Tensions and frustrations rose over the decades after Emancipation, and on Contract Day in 1878 four women on St. Croix, traditionally called queens, organized a revolt to demand all plantations pay the same or better than the St. Croix Central Factory, and to repeal the Labor Act of 1849 that kept workers in serf-like conditions. These Virgin Islands heroines were Queen Mary Thomas, Queen Mathilde Macbean, Susanna “Bottom Belly” Abrahamson and Axeline “Queen Agnes” Salomon.

“I Am Queen Mary” outside the West Indian Warehouse in Copenhagen, Denmark.
“I Am Queen Mary,” a statue by artists La Vaughn Belle and Jeanette Ehlers, outside the West Indian Warehouse in Copenhagen, Denmark. (Submitted photo)

For five days, much of the west end of the island burned. More than 120 Black workers and 20 or more planters were killed before soldiers came in and crushed the revolt. Hundreds were arrested and ultimately the queens who were regarded as the ringleaders were sent off to prison in Denmark. But the die was cast, the labor acts repealed, and wages and conditions improved a little, setting the stage for later V.I. labor heroes like D. Hamilton Jackson a few decades later.

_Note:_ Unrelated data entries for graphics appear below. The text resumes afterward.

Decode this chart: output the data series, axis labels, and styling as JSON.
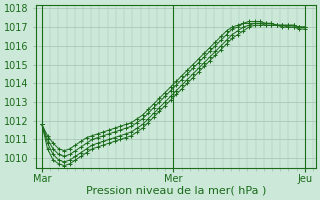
{
  "bg_color": "#cce8d8",
  "grid_color": "#a0c4b0",
  "line_color": "#1a6b1a",
  "marker_color": "#1a6b1a",
  "xlabel": "Pression niveau de la mer( hPa )",
  "xlabel_fontsize": 8,
  "tick_fontsize": 7,
  "ylim": [
    1009.5,
    1018.2
  ],
  "yticks": [
    1010,
    1011,
    1012,
    1013,
    1014,
    1015,
    1016,
    1017,
    1018
  ],
  "xlim": [
    -2,
    100
  ],
  "xtick_labels": [
    "Mar",
    "Mer",
    "Jeu"
  ],
  "xtick_positions": [
    0,
    48,
    96
  ],
  "series": [
    [
      1011.8,
      1011.2,
      1010.8,
      1010.5,
      1010.4,
      1010.5,
      1010.7,
      1010.9,
      1011.1,
      1011.2,
      1011.3,
      1011.4,
      1011.5,
      1011.6,
      1011.7,
      1011.8,
      1011.9,
      1012.1,
      1012.3,
      1012.6,
      1012.9,
      1013.2,
      1013.5,
      1013.8,
      1014.1,
      1014.4,
      1014.7,
      1015.0,
      1015.3,
      1015.6,
      1015.9,
      1016.2,
      1016.5,
      1016.8,
      1017.0,
      1017.1,
      1017.2,
      1017.2,
      1017.2,
      1017.2,
      1017.1,
      1017.1,
      1017.1,
      1017.1,
      1017.1,
      1017.1,
      1017.0,
      1017.0
    ],
    [
      1011.8,
      1011.0,
      1010.5,
      1010.2,
      1010.1,
      1010.2,
      1010.4,
      1010.6,
      1010.8,
      1011.0,
      1011.1,
      1011.2,
      1011.3,
      1011.4,
      1011.5,
      1011.6,
      1011.7,
      1011.9,
      1012.1,
      1012.4,
      1012.7,
      1013.0,
      1013.3,
      1013.6,
      1013.9,
      1014.2,
      1014.5,
      1014.8,
      1015.1,
      1015.4,
      1015.7,
      1016.0,
      1016.3,
      1016.6,
      1016.9,
      1017.0,
      1017.2,
      1017.3,
      1017.3,
      1017.3,
      1017.2,
      1017.2,
      1017.1,
      1017.1,
      1017.1,
      1017.1,
      1017.0,
      1017.0
    ],
    [
      1011.8,
      1010.8,
      1010.2,
      1009.9,
      1009.8,
      1009.9,
      1010.1,
      1010.3,
      1010.5,
      1010.7,
      1010.8,
      1010.9,
      1011.0,
      1011.1,
      1011.2,
      1011.3,
      1011.4,
      1011.6,
      1011.8,
      1012.1,
      1012.4,
      1012.7,
      1013.0,
      1013.3,
      1013.6,
      1013.9,
      1014.2,
      1014.5,
      1014.8,
      1015.1,
      1015.4,
      1015.7,
      1016.0,
      1016.3,
      1016.6,
      1016.8,
      1017.0,
      1017.1,
      1017.2,
      1017.2,
      1017.2,
      1017.2,
      1017.1,
      1017.1,
      1017.0,
      1017.0,
      1017.0,
      1017.0
    ],
    [
      1011.8,
      1010.5,
      1009.9,
      1009.7,
      1009.6,
      1009.7,
      1009.9,
      1010.1,
      1010.3,
      1010.5,
      1010.6,
      1010.7,
      1010.8,
      1010.9,
      1011.0,
      1011.1,
      1011.2,
      1011.4,
      1011.6,
      1011.9,
      1012.2,
      1012.5,
      1012.8,
      1013.1,
      1013.4,
      1013.7,
      1014.0,
      1014.3,
      1014.6,
      1014.9,
      1015.2,
      1015.5,
      1015.8,
      1016.1,
      1016.4,
      1016.6,
      1016.8,
      1017.0,
      1017.1,
      1017.1,
      1017.1,
      1017.1,
      1017.1,
      1017.0,
      1017.0,
      1017.0,
      1016.9,
      1016.9
    ]
  ],
  "n_points_per_day": 48
}
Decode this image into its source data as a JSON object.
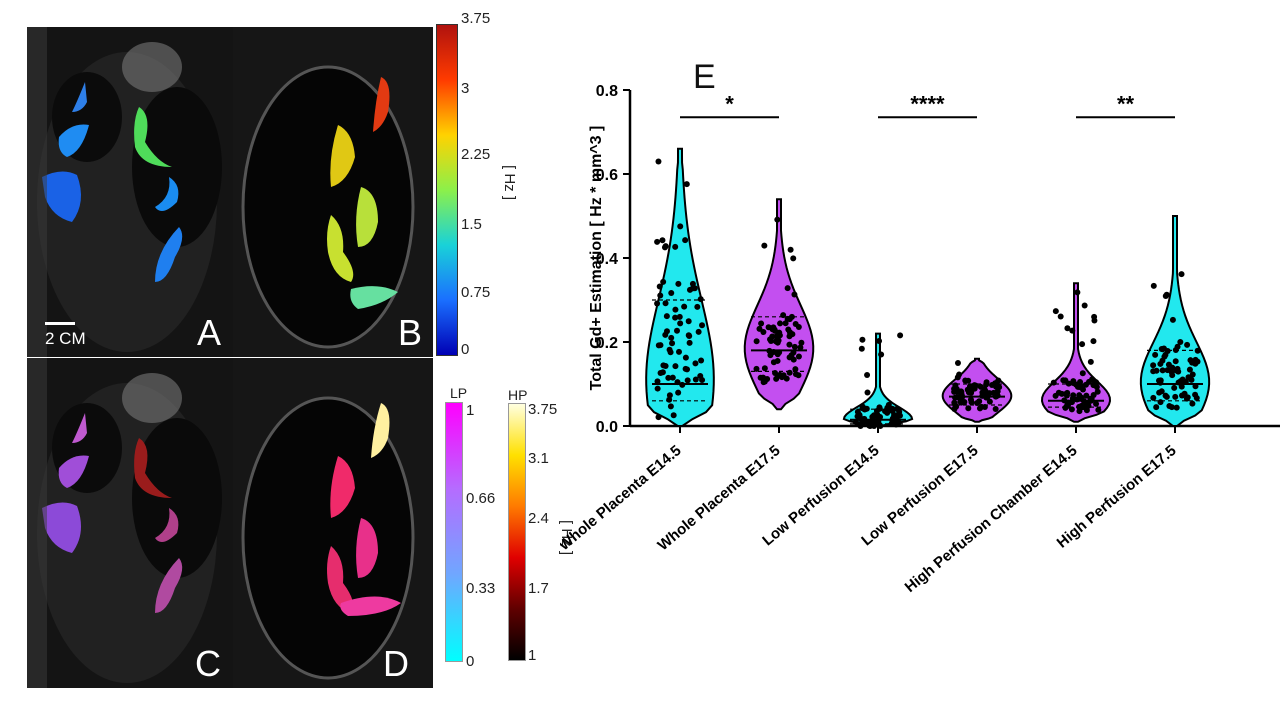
{
  "panels": {
    "a_label": "A",
    "b_label": "B",
    "c_label": "C",
    "d_label": "D",
    "scale_bar_label": "2 CM"
  },
  "colorbar_top": {
    "ticks": [
      "3.75",
      "3",
      "2.25",
      "1.5",
      "0.75",
      "0"
    ],
    "unit": "[ Hz ]",
    "colors": [
      "#b0120e",
      "#ff3b00",
      "#ffd200",
      "#8cf04a",
      "#19d2d8",
      "#1a6fff",
      "#0000b4"
    ]
  },
  "colorbar_lp": {
    "header": "LP",
    "ticks": [
      "1",
      "0.66",
      "0.33",
      "0"
    ],
    "colors": [
      "#ff00ff",
      "#b56cff",
      "#6fa7ff",
      "#00ffff"
    ]
  },
  "colorbar_hp": {
    "header": "HP",
    "ticks": [
      "3.75",
      "3.1",
      "2.4",
      "1.7",
      "1"
    ],
    "unit": "[ Hz ]",
    "colors": [
      "#ffffe0",
      "#ffe000",
      "#ff7a00",
      "#e00000",
      "#600000",
      "#000000"
    ]
  },
  "chart_data": {
    "type": "violin",
    "panel_label": "E",
    "title": "",
    "xlabel": "",
    "ylabel": "Total Gd+ Estimation [ Hz * mm^3 ]",
    "ylim": [
      0,
      0.8
    ],
    "yticks": [
      "0.0",
      "0.2",
      "0.4",
      "0.6",
      "0.8"
    ],
    "categories": [
      "Whole Placenta E14.5",
      "Whole Placenta E17.5",
      "Low Perfusion E14.5",
      "Low Perfusion E17.5",
      "High Perfusion Chamber E14.5",
      "High Perfusion E17.5"
    ],
    "series": [
      {
        "name": "Whole Placenta E14.5",
        "color": "#22e8ee",
        "min": 0.0,
        "max": 0.66,
        "median": 0.1,
        "q1": 0.06,
        "q3": 0.3
      },
      {
        "name": "Whole Placenta E17.5",
        "color": "#c34ff0",
        "min": 0.04,
        "max": 0.54,
        "median": 0.18,
        "q1": 0.13,
        "q3": 0.26
      },
      {
        "name": "Low Perfusion E14.5",
        "color": "#22e8ee",
        "min": 0.0,
        "max": 0.22,
        "median": 0.015,
        "q1": 0.005,
        "q3": 0.04
      },
      {
        "name": "Low Perfusion E17.5",
        "color": "#c34ff0",
        "min": 0.01,
        "max": 0.16,
        "median": 0.07,
        "q1": 0.05,
        "q3": 0.1
      },
      {
        "name": "High Perfusion Chamber E14.5",
        "color": "#c34ff0",
        "min": 0.01,
        "max": 0.34,
        "median": 0.06,
        "q1": 0.045,
        "q3": 0.1
      },
      {
        "name": "High Perfusion E17.5",
        "color": "#22e8ee",
        "min": 0.0,
        "max": 0.5,
        "median": 0.1,
        "q1": 0.06,
        "q3": 0.18
      }
    ],
    "annotations": [
      {
        "label": "*",
        "from": 0,
        "to": 1,
        "y": 0.735
      },
      {
        "label": "****",
        "from": 2,
        "to": 3,
        "y": 0.735
      },
      {
        "label": "**",
        "from": 4,
        "to": 5,
        "y": 0.735
      }
    ]
  }
}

The USA purchased the three islands from Denmark in 1917 for $25 million. The Black residents were referred to only as “inhabitants” in the transfer documents and at first, had no clear legal citizenship to either Denmark or the USA. Ten years later, in 1927, Congress conveyed citizenship to U.S. Virgin Islanders by federal statute. Today, Virgin Islanders do not vote for the president, have a nonvoting representative in Congress and territorial residents do not enjoy exactly the same rights as those in the 50 states, although, thanks to citizenship, they can choose to relocate to a part of the country that does enjoy those rights.